Measuring cups and spoons
Heavy Bottom Vessel
Colander ( with the fine mesh)
Chamba Wheat - 2 cups ( made 2 cups of the wheat milk)
Sugar - 2 cups ( I would have liked 1 1/2 cups it was too sweet for me)
Ghee - 4 tbsp
Cashew Nuts / Almonds - 1/4 cup
Kesari Powder - 1/8th tsp
Cardamon - 6 pods
Saffron - a pinch
1. Soak the whole wheat in water over 24 hrs. Helps grind easily. Add it into a blender and grind it into a smooth paste. Do not add too much water so the you can get thicker extracts.
2, Filter the mixture and put the remaining residue back into the blender and try to get more liquid out of it by adding some more water. Blend and pass it through the filter. You will see the remaining gluten in the residue.
3. Set the wheat milk aside and allow the water to separate from the wheat milk. Filter that water out and use the remaining wheat milk for making the sweet.
4. In a heavy bottom pan add the sugar and water just enough to cover the sugar. Allow it to melt and drop the candy thermometer inside. Cook the sugar until the temperature reached a soft ball consistency.
5. Turn the heat on medium. Add the wheat milk to it and keep mixing to avoid lumps from forming. As soon as the mixture comes together add some ghee and keep mixing. Add kesari powder, cardamon powder and saffron. Keep adding ghee when the halwa starts to stick to the sides. Keep adding ghee in tsps. It will absorb a lot more.
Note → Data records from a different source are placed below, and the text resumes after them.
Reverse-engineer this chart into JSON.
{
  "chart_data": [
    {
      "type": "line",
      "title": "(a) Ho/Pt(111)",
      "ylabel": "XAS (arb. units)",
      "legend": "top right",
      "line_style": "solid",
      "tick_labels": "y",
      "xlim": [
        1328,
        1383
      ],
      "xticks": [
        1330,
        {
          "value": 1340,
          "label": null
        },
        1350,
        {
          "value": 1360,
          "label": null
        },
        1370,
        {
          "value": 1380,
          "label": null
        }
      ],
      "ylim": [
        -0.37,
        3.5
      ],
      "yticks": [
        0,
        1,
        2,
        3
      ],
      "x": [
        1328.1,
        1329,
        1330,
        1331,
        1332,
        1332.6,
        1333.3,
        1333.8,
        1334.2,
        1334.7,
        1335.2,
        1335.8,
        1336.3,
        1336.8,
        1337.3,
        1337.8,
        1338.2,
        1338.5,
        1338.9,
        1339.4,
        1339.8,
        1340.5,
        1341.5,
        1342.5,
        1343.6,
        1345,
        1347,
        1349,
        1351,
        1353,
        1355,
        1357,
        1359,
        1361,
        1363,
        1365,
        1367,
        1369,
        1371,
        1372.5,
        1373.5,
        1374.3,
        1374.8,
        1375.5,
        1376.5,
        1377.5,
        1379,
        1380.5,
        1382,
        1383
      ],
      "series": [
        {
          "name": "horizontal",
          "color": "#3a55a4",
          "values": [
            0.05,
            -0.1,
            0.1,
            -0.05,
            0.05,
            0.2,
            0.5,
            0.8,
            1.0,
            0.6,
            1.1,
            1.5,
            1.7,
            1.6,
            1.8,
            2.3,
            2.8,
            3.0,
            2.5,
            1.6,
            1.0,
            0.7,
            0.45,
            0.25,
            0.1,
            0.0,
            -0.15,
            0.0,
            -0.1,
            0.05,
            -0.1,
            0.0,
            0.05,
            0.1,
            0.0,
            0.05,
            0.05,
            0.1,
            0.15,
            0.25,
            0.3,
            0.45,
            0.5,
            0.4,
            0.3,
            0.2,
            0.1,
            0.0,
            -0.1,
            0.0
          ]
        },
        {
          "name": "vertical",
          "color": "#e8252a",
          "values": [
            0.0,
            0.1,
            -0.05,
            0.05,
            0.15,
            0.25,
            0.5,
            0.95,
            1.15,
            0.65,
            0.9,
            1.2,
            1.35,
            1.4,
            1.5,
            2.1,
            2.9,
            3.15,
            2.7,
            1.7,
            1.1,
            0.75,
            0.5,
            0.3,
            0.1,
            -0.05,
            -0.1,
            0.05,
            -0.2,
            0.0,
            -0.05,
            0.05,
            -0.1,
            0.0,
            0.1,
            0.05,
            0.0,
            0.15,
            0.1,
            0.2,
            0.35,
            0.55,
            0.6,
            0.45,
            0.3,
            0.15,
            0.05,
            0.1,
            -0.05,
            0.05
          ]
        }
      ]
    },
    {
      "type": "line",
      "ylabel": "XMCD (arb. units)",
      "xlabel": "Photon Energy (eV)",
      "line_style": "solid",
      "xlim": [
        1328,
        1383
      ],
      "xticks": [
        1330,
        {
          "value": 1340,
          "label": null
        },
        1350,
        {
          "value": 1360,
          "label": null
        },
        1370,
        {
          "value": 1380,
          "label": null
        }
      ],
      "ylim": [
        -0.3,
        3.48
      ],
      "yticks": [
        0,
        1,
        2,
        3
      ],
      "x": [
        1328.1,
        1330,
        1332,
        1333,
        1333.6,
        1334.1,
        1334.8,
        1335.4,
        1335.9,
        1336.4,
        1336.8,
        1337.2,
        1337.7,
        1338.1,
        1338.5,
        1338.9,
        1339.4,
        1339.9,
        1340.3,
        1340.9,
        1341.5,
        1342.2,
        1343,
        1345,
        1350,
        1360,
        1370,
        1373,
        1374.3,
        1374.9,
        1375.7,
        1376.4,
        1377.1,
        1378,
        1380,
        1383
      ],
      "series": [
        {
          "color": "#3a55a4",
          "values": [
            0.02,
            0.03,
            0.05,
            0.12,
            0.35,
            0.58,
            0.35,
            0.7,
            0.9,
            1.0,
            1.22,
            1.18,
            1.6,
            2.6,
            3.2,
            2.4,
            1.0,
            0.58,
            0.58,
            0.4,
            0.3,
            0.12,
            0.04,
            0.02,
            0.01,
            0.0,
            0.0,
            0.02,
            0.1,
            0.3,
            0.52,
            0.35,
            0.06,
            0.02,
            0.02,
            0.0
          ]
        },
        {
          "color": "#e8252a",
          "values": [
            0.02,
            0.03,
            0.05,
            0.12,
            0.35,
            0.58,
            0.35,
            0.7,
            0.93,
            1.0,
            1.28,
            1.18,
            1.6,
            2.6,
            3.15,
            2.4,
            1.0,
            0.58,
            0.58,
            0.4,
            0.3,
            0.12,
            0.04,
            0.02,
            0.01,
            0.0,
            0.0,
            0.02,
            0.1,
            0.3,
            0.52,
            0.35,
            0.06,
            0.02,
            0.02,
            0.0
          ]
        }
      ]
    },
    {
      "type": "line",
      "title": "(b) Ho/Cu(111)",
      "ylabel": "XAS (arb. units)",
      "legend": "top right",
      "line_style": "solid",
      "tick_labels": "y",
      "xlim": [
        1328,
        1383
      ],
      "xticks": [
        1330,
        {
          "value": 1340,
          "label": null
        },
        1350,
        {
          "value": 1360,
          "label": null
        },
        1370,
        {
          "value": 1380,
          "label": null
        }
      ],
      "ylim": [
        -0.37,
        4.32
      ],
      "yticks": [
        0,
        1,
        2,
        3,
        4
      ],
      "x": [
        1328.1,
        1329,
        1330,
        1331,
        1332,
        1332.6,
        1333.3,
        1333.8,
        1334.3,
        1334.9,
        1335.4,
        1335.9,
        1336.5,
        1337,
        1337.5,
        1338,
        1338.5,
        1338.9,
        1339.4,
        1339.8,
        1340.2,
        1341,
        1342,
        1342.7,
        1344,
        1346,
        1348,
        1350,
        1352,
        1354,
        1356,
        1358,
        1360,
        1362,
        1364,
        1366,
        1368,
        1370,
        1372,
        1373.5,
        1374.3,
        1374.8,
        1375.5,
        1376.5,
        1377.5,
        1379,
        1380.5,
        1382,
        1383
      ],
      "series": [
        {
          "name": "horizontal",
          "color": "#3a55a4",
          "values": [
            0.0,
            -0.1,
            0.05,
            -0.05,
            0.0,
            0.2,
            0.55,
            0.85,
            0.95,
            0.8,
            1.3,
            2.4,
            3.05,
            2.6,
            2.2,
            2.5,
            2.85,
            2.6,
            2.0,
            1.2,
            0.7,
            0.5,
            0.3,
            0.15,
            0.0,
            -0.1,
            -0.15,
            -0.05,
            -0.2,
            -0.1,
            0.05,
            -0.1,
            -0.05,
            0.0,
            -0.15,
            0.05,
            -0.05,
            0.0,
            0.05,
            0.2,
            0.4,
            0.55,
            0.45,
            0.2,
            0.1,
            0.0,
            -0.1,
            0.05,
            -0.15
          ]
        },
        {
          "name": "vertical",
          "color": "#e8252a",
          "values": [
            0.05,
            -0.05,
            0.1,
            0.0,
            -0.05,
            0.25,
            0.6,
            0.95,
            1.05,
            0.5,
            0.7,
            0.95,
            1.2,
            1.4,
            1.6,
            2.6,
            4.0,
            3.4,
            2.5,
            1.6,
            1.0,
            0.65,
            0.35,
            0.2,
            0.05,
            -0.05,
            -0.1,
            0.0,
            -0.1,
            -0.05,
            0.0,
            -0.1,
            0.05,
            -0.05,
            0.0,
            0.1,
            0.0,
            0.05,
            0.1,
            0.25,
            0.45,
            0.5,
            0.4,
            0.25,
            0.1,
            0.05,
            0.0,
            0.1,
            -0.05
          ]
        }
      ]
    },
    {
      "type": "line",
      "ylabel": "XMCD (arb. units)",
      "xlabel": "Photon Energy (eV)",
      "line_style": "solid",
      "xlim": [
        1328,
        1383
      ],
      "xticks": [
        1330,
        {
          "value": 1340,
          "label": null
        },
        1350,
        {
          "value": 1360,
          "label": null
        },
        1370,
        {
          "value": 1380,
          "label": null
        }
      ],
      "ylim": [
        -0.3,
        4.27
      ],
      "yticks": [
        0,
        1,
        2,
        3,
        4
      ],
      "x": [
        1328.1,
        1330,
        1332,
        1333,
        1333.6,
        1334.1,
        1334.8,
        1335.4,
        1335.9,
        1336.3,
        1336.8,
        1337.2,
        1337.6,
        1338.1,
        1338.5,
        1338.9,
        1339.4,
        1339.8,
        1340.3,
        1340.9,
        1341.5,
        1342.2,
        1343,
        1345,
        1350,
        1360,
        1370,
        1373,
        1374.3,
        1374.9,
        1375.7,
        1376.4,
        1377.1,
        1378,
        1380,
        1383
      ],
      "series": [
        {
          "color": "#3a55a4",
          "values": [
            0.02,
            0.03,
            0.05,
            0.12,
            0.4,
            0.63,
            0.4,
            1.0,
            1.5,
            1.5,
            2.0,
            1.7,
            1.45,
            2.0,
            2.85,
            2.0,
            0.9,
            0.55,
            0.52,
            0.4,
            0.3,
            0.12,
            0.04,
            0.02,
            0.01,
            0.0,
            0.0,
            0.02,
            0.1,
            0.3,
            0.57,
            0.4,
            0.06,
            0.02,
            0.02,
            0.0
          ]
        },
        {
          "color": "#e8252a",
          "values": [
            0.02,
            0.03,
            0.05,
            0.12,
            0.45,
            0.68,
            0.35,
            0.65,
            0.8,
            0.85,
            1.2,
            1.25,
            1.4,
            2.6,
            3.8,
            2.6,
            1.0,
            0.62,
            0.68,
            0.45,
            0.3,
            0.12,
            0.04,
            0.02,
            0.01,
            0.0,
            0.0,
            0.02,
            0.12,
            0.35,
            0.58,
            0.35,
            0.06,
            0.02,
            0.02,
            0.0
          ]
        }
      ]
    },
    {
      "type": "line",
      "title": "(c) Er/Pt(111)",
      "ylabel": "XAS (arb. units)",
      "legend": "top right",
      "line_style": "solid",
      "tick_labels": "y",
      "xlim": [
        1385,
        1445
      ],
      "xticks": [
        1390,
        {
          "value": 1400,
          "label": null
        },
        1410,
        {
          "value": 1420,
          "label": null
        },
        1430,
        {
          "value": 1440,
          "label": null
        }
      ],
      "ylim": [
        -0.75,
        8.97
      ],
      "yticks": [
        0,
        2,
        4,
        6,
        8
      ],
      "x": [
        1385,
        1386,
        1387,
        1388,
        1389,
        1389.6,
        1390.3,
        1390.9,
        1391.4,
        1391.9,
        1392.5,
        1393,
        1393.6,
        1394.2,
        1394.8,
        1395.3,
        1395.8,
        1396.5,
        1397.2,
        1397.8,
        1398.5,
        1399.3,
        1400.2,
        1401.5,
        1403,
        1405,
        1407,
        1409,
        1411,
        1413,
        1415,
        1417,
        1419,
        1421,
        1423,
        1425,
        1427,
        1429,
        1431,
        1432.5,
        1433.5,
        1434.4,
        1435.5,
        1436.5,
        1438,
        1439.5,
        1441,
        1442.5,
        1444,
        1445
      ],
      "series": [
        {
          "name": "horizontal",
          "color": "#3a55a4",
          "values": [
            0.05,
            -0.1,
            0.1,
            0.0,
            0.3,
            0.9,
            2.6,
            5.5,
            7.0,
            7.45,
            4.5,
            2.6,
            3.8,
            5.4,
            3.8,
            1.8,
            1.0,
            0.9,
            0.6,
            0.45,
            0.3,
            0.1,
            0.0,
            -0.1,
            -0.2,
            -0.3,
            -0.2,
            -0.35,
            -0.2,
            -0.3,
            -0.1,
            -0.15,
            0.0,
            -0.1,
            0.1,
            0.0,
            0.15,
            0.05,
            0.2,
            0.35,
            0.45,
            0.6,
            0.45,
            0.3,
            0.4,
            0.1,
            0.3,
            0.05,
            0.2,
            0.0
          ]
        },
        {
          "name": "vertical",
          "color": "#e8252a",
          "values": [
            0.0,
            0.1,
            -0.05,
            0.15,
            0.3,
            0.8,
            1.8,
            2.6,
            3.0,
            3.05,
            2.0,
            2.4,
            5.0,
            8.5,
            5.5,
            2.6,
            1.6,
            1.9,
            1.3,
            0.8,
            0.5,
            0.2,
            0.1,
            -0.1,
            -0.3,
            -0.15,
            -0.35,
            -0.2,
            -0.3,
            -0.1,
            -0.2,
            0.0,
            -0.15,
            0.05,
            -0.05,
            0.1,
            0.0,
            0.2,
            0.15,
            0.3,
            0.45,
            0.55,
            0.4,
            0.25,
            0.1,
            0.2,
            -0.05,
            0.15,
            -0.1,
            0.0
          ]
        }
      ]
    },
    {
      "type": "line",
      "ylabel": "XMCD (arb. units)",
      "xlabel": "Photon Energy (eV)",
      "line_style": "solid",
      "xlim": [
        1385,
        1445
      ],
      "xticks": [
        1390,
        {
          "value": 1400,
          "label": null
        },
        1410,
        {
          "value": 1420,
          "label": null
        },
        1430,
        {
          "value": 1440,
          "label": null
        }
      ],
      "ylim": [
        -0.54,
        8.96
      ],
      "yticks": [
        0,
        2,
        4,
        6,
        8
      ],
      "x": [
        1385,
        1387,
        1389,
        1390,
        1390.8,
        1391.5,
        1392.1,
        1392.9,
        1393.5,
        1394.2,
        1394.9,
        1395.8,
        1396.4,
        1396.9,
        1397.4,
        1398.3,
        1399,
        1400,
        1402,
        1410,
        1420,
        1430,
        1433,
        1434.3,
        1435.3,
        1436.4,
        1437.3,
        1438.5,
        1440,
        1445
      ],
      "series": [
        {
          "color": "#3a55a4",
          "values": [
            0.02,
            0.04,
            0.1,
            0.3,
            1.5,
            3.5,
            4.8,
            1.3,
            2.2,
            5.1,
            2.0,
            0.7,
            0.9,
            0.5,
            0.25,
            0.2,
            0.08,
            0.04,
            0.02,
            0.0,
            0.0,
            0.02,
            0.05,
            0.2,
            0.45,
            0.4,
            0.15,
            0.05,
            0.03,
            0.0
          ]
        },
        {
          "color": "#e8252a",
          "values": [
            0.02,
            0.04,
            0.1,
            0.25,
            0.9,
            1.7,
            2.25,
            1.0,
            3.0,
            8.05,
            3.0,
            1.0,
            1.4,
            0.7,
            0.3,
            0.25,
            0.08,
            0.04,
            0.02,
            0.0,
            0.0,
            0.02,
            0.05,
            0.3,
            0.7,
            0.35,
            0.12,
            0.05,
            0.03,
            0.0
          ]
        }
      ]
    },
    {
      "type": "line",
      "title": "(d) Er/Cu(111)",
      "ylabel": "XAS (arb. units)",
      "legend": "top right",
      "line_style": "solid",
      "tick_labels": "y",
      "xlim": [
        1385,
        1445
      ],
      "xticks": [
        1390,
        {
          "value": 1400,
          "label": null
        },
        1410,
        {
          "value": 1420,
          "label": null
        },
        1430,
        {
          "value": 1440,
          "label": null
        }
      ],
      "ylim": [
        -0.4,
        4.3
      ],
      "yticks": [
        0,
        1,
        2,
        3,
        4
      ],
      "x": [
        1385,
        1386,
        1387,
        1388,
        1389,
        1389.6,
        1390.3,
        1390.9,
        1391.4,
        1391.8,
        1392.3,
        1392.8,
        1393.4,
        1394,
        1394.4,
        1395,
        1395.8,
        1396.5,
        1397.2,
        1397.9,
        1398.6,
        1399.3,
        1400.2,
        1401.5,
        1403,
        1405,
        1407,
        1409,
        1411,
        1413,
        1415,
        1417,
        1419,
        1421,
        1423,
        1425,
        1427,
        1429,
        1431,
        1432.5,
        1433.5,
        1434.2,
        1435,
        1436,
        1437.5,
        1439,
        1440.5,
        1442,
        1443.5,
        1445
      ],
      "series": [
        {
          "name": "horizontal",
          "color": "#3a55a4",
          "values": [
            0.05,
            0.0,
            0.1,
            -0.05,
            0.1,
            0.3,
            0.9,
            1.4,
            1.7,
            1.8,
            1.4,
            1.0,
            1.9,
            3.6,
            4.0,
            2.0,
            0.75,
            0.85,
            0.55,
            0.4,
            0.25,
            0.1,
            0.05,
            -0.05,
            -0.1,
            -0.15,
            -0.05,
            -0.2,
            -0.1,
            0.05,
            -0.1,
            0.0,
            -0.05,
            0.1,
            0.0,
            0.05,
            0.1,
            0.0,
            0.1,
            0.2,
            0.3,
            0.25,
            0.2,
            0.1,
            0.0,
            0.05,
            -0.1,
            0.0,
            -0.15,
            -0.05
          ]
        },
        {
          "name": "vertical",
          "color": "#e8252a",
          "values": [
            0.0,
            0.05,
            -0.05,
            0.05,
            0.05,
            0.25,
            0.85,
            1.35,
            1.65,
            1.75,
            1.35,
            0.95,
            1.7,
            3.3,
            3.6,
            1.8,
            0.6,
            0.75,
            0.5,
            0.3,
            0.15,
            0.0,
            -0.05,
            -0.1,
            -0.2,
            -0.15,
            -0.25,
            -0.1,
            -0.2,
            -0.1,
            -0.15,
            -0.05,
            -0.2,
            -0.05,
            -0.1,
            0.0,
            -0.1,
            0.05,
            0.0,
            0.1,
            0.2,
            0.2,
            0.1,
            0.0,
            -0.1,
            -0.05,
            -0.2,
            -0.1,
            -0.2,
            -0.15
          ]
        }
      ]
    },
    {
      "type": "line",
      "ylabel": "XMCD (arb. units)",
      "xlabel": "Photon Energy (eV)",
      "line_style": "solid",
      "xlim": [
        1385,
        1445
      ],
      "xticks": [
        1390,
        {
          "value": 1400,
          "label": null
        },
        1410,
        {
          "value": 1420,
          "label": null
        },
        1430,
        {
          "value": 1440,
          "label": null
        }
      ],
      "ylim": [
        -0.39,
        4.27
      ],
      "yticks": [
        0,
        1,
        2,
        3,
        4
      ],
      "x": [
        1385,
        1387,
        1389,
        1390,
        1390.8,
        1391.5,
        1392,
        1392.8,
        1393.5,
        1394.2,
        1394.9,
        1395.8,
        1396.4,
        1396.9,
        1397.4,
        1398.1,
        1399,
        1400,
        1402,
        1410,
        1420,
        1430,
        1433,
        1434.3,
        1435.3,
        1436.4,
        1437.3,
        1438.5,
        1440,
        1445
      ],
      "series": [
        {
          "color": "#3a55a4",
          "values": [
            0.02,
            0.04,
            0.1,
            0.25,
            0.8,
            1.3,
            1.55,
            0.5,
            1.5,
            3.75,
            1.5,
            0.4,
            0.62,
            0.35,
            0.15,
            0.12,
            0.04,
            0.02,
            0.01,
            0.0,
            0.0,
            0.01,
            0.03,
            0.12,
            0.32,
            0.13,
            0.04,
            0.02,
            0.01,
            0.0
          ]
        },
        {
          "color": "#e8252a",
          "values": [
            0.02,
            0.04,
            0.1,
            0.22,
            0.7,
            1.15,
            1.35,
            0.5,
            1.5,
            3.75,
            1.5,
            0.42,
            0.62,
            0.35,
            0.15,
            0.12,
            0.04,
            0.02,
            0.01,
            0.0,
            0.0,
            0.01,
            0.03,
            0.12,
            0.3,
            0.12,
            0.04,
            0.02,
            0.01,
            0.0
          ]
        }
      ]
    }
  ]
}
5. Heat a 1 tbsp of ghee in a small kadai and add the nuts. Toast them and add to the halwa.
6. When the halwa leaves the sides remove and serve it hot.
Note: A good way to serve this is in a bowl add a tiny bit of ghee and then add the hot halwa and top it with another drop of ghee. It appears that you are serving with a lot of ghee but its just a few drops.